Ilustrasi Tentara Myamnar
Myanmar - Human Right Watch menyerukan agar Myanmar menghukum tentara dan komandan yang mengizinkan anak buahnya memperkosa dan melakukan pelecehan seksual terhadap wanita serta anak perempuan muslim Rohingya.
Kelompok kampanye yang berbasis di New York itu, seperti dilansir Reuters, menyatakan telah mendokumentasikan kasus pemerkosaan dan berbagai kekerasan seksual lainnya terhadap anak perempuan 13 tahun ke atas. Mereka melakukan wawancara terhadap 69,000 muslim Rohingya yang berhasil melarikan diri ke Bangladesh, setelah pasukan Myanmar melakukan serangan terhadap pos perbatasan empat bulan lalu.
"Kekerasan seksual itu tidak tampak acak atau oporunis, namun merupakan bagian dari serangan yang terkordinasi dan sitematis terhadap Rohingya, karena perbedaan etnis dan agama," kata seorang aktivis Human Right Watch (HRW).
Sejauh ini kantor berita Reuters masih belum dapat menghubungi juru bicara pemerintah Myanmar untuk meminta tanggapan atas tuduhan tersebut. Diperkirakan sekitar 1,1 juta rakyat Rohingya hidup di negara bagian barat Rakhine, tapi tidak mendapat akses serta layanan apapun dari negara bagian tersebut. Warga Rohingya tidak mendapat kewarganegaraan Myanmar dan seringnya mereka disebut, "Bengalis" yang berarti imigran ilegal dari Bangladesh.
Banyak wartawan dan pengamat telah dilarang utnuk memasuki zona operasi militer di Rakhine utara sejak serangan yang terjadi pada 9 oktober lalu. Pemerintah Myanmar sejauh ini relah membantah tuduhan bahwa tentara telah memperkosa, memuku, membunuh dan berlaku sewenang-wenang terhadap warga sipil. Pemerintah bahkan bersikeras bahwa pembakaran desa-desa dan tindakan lain merupakan bagian dari operasi untuk memberantas kelompok pemberontak Rohingya bersenjata.

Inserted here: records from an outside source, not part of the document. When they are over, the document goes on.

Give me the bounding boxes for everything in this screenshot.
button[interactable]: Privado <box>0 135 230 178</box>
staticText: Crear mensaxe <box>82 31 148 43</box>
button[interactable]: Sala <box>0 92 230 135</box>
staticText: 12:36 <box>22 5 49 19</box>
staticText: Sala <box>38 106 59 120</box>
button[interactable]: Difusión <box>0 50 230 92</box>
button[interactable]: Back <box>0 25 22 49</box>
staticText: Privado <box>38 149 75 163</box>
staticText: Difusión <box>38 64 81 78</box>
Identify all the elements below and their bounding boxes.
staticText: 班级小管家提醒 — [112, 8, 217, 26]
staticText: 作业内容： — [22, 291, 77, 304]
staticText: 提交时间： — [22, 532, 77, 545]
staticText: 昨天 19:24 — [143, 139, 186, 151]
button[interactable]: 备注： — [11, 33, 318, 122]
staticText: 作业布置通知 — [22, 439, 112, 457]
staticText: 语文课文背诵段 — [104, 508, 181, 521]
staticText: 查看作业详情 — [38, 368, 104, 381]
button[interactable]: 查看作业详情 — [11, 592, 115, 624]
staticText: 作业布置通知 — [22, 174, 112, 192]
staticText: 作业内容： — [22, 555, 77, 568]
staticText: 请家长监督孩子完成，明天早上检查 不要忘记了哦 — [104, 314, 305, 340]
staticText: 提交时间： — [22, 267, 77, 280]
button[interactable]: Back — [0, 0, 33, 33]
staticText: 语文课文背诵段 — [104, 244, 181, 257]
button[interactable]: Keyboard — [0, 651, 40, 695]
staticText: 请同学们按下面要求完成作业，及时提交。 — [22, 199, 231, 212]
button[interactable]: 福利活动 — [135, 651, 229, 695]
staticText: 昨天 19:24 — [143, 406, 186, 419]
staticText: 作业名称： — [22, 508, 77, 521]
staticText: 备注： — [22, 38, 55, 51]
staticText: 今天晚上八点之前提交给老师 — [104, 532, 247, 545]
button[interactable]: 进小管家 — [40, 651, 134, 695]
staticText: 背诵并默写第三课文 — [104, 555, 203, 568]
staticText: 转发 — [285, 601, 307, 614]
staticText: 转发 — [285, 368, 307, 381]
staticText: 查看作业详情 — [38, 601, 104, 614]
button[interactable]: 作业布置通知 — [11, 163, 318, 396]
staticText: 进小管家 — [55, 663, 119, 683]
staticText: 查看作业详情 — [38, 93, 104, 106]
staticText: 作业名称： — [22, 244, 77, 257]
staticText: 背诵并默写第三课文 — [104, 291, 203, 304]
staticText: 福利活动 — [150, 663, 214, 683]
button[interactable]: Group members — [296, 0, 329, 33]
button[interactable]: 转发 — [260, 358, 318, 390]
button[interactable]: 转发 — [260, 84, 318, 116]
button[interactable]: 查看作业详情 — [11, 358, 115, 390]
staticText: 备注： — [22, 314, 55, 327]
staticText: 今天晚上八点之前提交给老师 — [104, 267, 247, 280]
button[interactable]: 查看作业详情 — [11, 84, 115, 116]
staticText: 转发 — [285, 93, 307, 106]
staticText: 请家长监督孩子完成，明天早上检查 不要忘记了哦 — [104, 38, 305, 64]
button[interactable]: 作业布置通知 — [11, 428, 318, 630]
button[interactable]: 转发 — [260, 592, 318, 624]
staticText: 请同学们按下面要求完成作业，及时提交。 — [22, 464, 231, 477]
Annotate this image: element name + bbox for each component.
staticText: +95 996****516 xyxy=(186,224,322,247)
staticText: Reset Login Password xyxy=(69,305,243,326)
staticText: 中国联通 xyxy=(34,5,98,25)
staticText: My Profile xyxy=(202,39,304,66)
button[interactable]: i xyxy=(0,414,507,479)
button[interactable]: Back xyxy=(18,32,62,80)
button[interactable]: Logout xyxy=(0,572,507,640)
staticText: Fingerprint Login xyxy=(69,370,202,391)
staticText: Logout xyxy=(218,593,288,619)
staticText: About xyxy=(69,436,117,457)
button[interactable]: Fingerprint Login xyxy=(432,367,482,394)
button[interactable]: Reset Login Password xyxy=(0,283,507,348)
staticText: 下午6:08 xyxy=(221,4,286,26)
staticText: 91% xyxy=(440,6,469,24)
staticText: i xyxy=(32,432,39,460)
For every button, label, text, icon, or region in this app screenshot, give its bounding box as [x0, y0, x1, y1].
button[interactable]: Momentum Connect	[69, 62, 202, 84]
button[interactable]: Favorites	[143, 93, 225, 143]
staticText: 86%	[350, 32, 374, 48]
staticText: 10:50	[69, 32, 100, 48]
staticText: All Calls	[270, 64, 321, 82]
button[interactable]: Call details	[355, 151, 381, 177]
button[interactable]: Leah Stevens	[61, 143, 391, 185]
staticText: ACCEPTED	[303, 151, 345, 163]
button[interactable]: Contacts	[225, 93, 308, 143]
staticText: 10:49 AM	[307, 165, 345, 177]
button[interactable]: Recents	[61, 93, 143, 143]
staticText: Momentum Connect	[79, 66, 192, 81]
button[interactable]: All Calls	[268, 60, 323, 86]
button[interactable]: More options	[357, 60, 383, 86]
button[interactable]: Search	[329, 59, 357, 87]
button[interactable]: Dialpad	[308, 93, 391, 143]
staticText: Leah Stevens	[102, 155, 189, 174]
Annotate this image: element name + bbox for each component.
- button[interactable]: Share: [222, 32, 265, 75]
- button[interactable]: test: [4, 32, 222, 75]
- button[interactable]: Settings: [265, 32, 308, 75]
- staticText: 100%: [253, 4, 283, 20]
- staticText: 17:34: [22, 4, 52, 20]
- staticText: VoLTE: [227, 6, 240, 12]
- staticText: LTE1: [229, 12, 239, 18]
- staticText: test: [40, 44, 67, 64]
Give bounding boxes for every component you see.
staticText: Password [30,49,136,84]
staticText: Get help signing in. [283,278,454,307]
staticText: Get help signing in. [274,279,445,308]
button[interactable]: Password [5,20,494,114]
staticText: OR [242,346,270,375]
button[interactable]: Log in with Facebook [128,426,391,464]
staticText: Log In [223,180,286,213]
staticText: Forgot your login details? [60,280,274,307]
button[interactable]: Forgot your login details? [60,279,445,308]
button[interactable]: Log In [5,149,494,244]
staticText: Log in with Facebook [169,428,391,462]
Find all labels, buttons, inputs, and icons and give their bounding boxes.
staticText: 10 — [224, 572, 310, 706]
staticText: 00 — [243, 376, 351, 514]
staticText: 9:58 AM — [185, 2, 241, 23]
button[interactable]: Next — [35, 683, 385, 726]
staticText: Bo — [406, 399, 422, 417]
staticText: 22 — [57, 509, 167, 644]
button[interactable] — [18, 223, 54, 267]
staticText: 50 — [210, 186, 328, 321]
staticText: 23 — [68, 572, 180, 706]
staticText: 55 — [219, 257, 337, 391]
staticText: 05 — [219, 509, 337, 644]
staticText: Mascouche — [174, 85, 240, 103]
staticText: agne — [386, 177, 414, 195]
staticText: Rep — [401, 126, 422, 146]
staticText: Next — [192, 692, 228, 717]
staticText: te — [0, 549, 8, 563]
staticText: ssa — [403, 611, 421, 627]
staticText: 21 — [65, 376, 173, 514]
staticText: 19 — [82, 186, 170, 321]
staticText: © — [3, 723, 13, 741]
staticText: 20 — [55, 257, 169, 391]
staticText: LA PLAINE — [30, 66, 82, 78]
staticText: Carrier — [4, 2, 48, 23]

Laporan dari HRW mencuat hanya beberapa hari setelah tim investigasi PBB menyatakan bahwa pasukan keamanan Myanmar telah melakukan pelanggaran terhadap kemanusiaan. Menyebabkan terjadinya dilema bagi pemimpin de facto Myanmar Aung San Suu Kyi. Pemenang hadiah nobel perdamaian itu mengambil alih urusan sipil pada bulan April dan mengawali transisi bersejarah, dari pemerintahan yang dulunya dikuasai militer. Namun tentara tetap mempertahankan seperempat kursi di parlemen dan tetap memimpin kontrol kementrian yang terkait dengan keamanan.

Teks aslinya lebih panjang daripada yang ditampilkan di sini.